Chamando a atenção da cena underground da época, a banda assinou com a Necropolis Records em 92 e lançou seu primeiro EP, Angelcunt (Tales of Desecration), em 93. Logo após entrar em estúdio para gravar seu primeiro álbum, a banda se desentendeu com a gravadora, rompeu o contrato e desapareceu da cena do black metal por alguns anos, até o retorno oficial em 2004. Em constante produção desde então, a banda lançou cinco álbuns, sendo seu material mais recente o EP All Christianity Ends, de 2022.
Se todo o cristianismo acaba, eu não saberia dizer. Mas uma coisa que certamente não acabou foi a importância dada pelo Archgoat à sua estética, conceito e raízes, preservados mesmo após tantos anos, mantendo-se fiéis ao estilo e, como resultado, sendo evocados através dos mais diversos rituais negros ao redor do mundo, como foi o caso também em São Paulo. É importante destacar ainda o detalhe da curadoria feita para a abertura da noite, que contou como banda de apoio The Laws Kill Destroy, capitaneado por Geraldo Minelli, também conhecido como Gerald Incubus, sobretudo em seus dias como baixista e membro fundador da lendária Sarcófago, banda expoente e referência mundial no gênero.
Com um setlist especial composto apenas de bordoadas do Sarcófago, a noite profana se iniciou com a intro de Recrucify, alguns poucos minutos antes do horário previsto, num som pesado que fazia o estômago agonizar e já dava uma boa ideia do que estava por vir. The Black Vomit, hino saído de The Laws of Scourge, inaugurava as primeiras batidas, com toda a agressividade característica dos riffs do Sarcófago, junto àquelas marretadas de bateria que, nas mãos de Morto, passaria a ser provavelmente também o nome de seu instrumento até o final da noite.
Com uma sonoridade crua e direta, Pedro Nicolsky nos vocais, contrastando com os demais músicos pela sua camiseta vermelha, mandou aquele “hail satan” pro público antes de iniciar Satanas, música que dificilmente você tocaria na casa de sua vózinha. Com aqueles riffs caóticos e uma intensidade que só aumentava, os guturais pesados pareciam capazes de abrir uma fissura no meio da pista, permitindo que as demais criaturas malignas participassem do bate-cabeça.
“Este é um tributo à banda mais desgraçada do Brasil”, disse Pedro antes de iniciar Satanic Lust, primeira faixa do álbum I.N.R.I., que já nas primeiras distorções da guitarra fazia os presentes gritarem em clamor e voltarem ao bate-cabeça. Este, aliás, era composto pelas mais variadas gerações, mas parecia brilhar mais os olhos daqueles que vivenciaram de perto o Sarcófago.
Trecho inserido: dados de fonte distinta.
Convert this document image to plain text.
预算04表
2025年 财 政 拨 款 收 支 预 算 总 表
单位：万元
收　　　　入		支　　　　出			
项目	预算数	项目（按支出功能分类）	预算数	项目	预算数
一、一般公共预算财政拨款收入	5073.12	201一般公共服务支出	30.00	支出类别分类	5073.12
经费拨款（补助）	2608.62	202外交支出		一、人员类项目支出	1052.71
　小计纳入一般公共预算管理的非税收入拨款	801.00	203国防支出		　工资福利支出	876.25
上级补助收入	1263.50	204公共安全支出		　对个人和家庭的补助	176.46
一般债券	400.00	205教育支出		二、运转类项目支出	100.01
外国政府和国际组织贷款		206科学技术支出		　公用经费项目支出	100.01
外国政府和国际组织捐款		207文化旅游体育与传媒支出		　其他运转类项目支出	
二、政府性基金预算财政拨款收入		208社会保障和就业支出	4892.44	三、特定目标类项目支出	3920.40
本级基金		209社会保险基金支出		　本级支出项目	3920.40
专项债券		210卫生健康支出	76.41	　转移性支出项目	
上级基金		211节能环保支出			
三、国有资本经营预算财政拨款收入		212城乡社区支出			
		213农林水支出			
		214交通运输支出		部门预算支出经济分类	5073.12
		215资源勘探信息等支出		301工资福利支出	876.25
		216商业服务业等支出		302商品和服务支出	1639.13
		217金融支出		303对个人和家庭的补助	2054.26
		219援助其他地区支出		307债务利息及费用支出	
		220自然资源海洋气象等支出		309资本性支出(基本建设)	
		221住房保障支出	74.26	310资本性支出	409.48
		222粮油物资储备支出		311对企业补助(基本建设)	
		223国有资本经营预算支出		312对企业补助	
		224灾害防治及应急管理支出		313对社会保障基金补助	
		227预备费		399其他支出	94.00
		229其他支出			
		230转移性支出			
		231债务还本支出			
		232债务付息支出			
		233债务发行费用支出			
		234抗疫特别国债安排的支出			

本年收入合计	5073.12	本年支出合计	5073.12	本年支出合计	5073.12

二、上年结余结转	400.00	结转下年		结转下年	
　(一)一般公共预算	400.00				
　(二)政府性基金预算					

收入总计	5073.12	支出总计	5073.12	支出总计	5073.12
Aquecendo cada vez mais a plateia, que ia aos poucos aumentando (devido àqueles que chegavam surpresos pelo início adiantado), com aquele “Fuck Jesus Christ” de boca cheia, a intro da faixa-título do álbum, I.N.R.I., se iniciava, anunciando que a brutalidade e o sacrilégio estavam apenas começando. Fechando com a quadra de I.N.R.I., Deathrash parecia nos transportar diretamente pros anos 80, com toda a velocidade que te fazia questionar se Morto estava realmente “morto” na bateria – afinal, suas violentas batidas ritmadas contrariavam a lógica com tamanha precisão.
Com o fôlego tendo sido roubado do público após um petardo atrás do outro, era o momento de relaxar e se entregar a todo o deleite luxurioso com a intro de The Lust, do EP Rotting, que provoca com gemidos e ruídos de prazer, que, dada a ambientação (e a simbologia trabalhada), você imaginaria algo muito errado acontecendo na cena. Isso serviu, claro, para a chegada de Sex, Drinks & Metal, música que não só mostra que o “descanso” já tinha acabado, como presenteia o público com momentos marcantes, com destaque ao baixo de Geraldo Minelli e às rápidas pausas ao longo da faixa, que serviam como um breve momento pra respirar antes da selvageria crua que é esse clássico, contando ainda com belos e hipnotizantes riffs nas mãos de Igor Podrão e Cesar Pessoa.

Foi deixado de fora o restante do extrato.